To obtain a high-level overview of table data, you can use the summary function to view a quick analysis of the table data by column.  For instance, we see there are three MathWorks locations in the Pacific Standard Time Zone, and the median average temperature in July of the MathWorks North America locations is 82 degrees.

You can do more than just analyze data using tables in MATLAB.  

You can use dot-indexing to perform functions on a single variable.  For example, if we want to find the mean (average) temperature of the North America locations in August, it can be easily done using the mean function.

Let’s assign meanaugtemp to equal the mean of August temperatures.  And you’ll see the average temperature in August of the North American locations is 81.5 degrees.

What if you want to focus on a specific variable of the table?  You can use curly braces ({}) to extract data from one variable into a single array.  For instance, let’s extract the July temperatures for further analysis.  We can extract the variable with the following syntax: SampleTable{1:5, ‘July’}

You can also concatenate the data further by extracting multiple variables.  If we wanted to extract July and August temperatures for further analysis, we would use the following syntax: SampleTable{1:5, ‘July’ ‘August’}.  This extracts the data into a single array.

If you want to extract specific variables of a table into a new table, you can do so with the following syntax using paranthesis: define the new table name = SampleTable(1:5, ‘July’ ‘August’) 

You can even add variables to a table using functions.  For instance, if we wanted to calculate the mean of each location’s summer temperature, we would have to add each average temperature – June, July, and August – and then divide by three.  In MATLAB, we would use the following syntax: SampleTable.meantemp = (SampleTable.June + SampleTable.July + SampleTable.August)/3.  We’ll see that it adds the new variable to the end of the table and performs the calculation.

There are many other functions you can perform on tables variables.  The MATLAB help documentation on tables and variables has lots of information, examples, and live scripts you can download to practice.  To access the help documentation, click on the question mark icon in the top right.

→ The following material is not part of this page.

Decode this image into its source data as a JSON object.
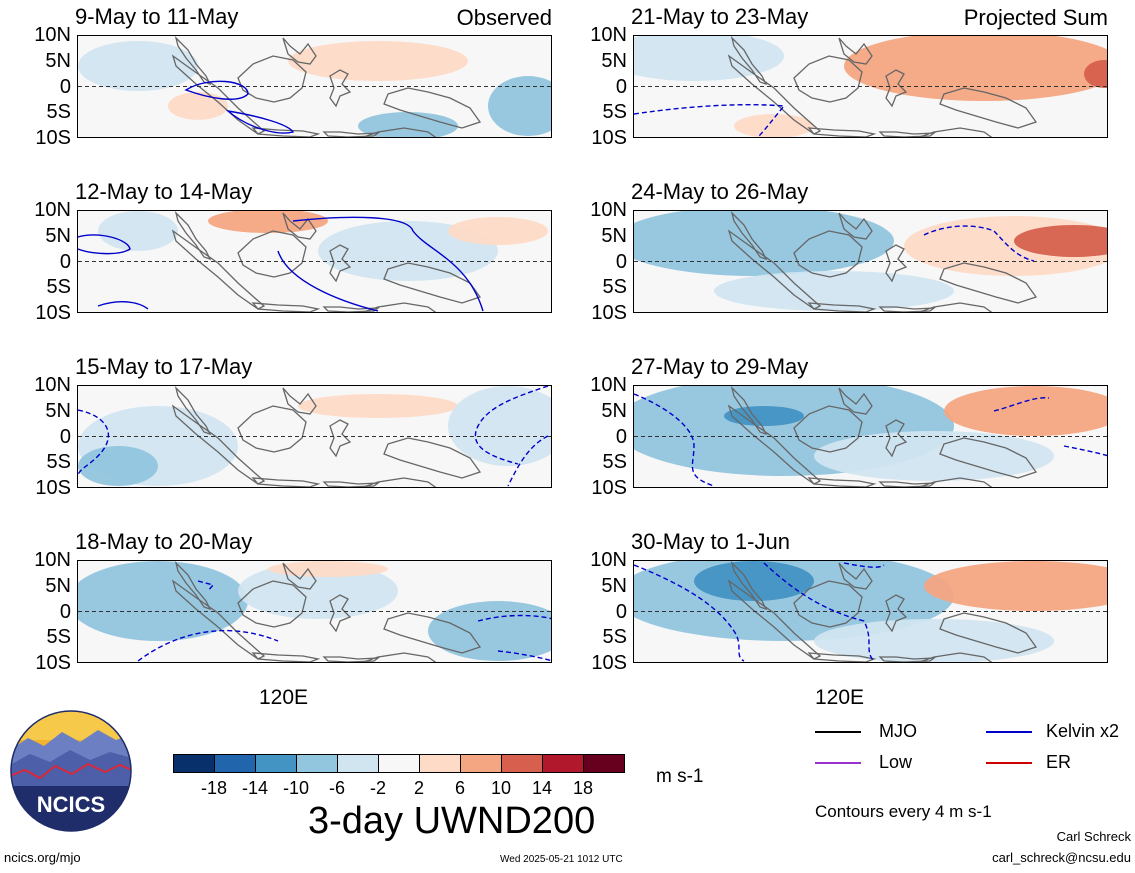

In this video, we covered how to define a table and the types of data tables contain, how to perform an analysis of the data, and how to perform basic functions.  Take advantage of MATLAB tools and functionalities to perform everything from high-level analysis to complex functions on external table data such as Excel spreadsheets or tabular data.  If you’re ready to take the next step using tables in MATLAB, we have more videos on importing Excel spreadsheets, performing complex table functions, and using categorical data in tables.